Матфей ушел в себя. Думал об Ане и мажоре. Об отце думал. О маме. И о том, что ничего не сможет сделать, чтобы помочь им. Мысли скакали в дикой пляске и никак не могли собраться, чтобы вылиться в какое-нибудь целенаправленное действие. На душе было скверно. Когда же придет покой? Слова — «покойся с миром» — обретали смысл.
— Реально хибара, — разглядывая покосившийся, одноэтажный домик, удивился Матфей.
— А то ж! — приосанился Егорушка.
Передняя часть халупы заваливалась вправо, а задняя влево. Окна сзади были затянуты полиэтиленом или заколочены, а спереди, поблескивали пластиковой чистотой. И на этой развалюхе висела новенькая железная дверь, под тяжестью которой прогнившие стены клонило книзу. У людей дачные домишки были краше.
Отхватив себе немалый, кое-как огороженный участок, избушка нагло устроилась среди высоток и ТЦ в самом центре города. Участок этот вместе с хибарой можно было хорошо продать и купить нормальную квартиру. Обычно застройщики таким хозяевам, гробящим их золотую жилу, выбора не оставляли — или продаешь или хаваешь дерьмо грязных методов выселения.
— Чай у меня — вкуснотища! Мы с Болтиком сами летом в лес гоняем за травками, — погладив выбежавшую им навстречу дворнягу, похвалился старик. — У нас знаешь, какие травы есть? Иван-чай, душица, шиповник, мята… Магазинные да заморские рядом с ними и близко не стояли!

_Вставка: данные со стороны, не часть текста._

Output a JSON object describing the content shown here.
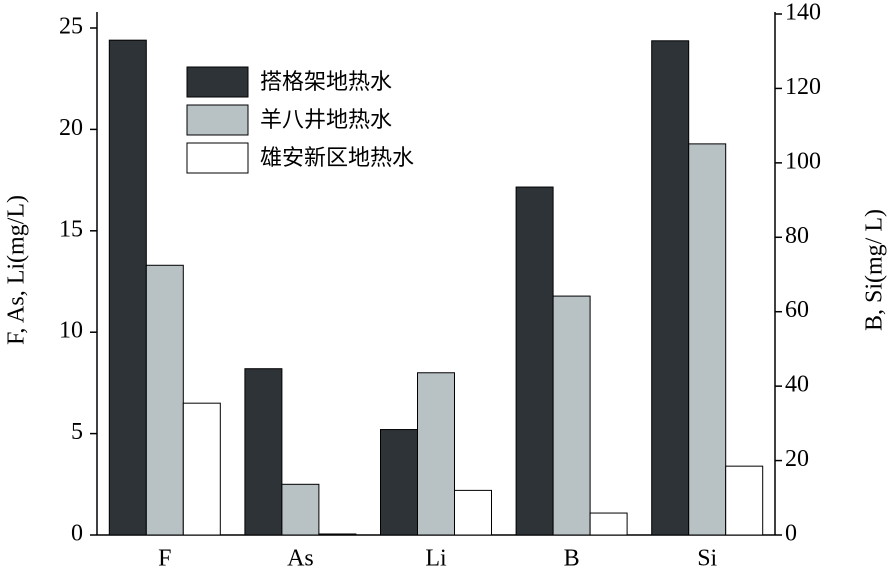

В доме было холоднее, чем на улице, старик, кряхтя, растопил новенькую буржуйку. И стал готовить чай. Кухня и спальня находились в одной комнате. Из неё вела дверь в нежилую часть дома, которая служила старику подсобкой, там кудахтали куры.
Матфей разулся, поставив вымокшие кроссы поближе к печке.
Внутри обстановка была не менее противоречивой и убогой, чем вид избушки снаружи. Новое перемешалось со старым.
Матфей сел в предложенное ему допотопное кресло, но тут же вскочил — в пятую точку вонзилась пружина. Присел с краешку. Собака устроилась рядом, положив голову на колени Матфея. Он растеряно потрепал ее, она довольно прикрыла глаза.
Зато у кресла, по которому давно тосковала помойка, стоял новенький стеклянный столик, а на нем лежал журнал «Cosmopolitan», служивший, как оказалось, подставкой для кружек.
Старик подал чай, печеньки, варенье и устроился в кресле поновее, напротив Матфея.
— Что мне делать? — хмуро спросил Матфей, осторожно отпил из кружки расхваленный Егорушкой чай. По телу разлились тепло и покой.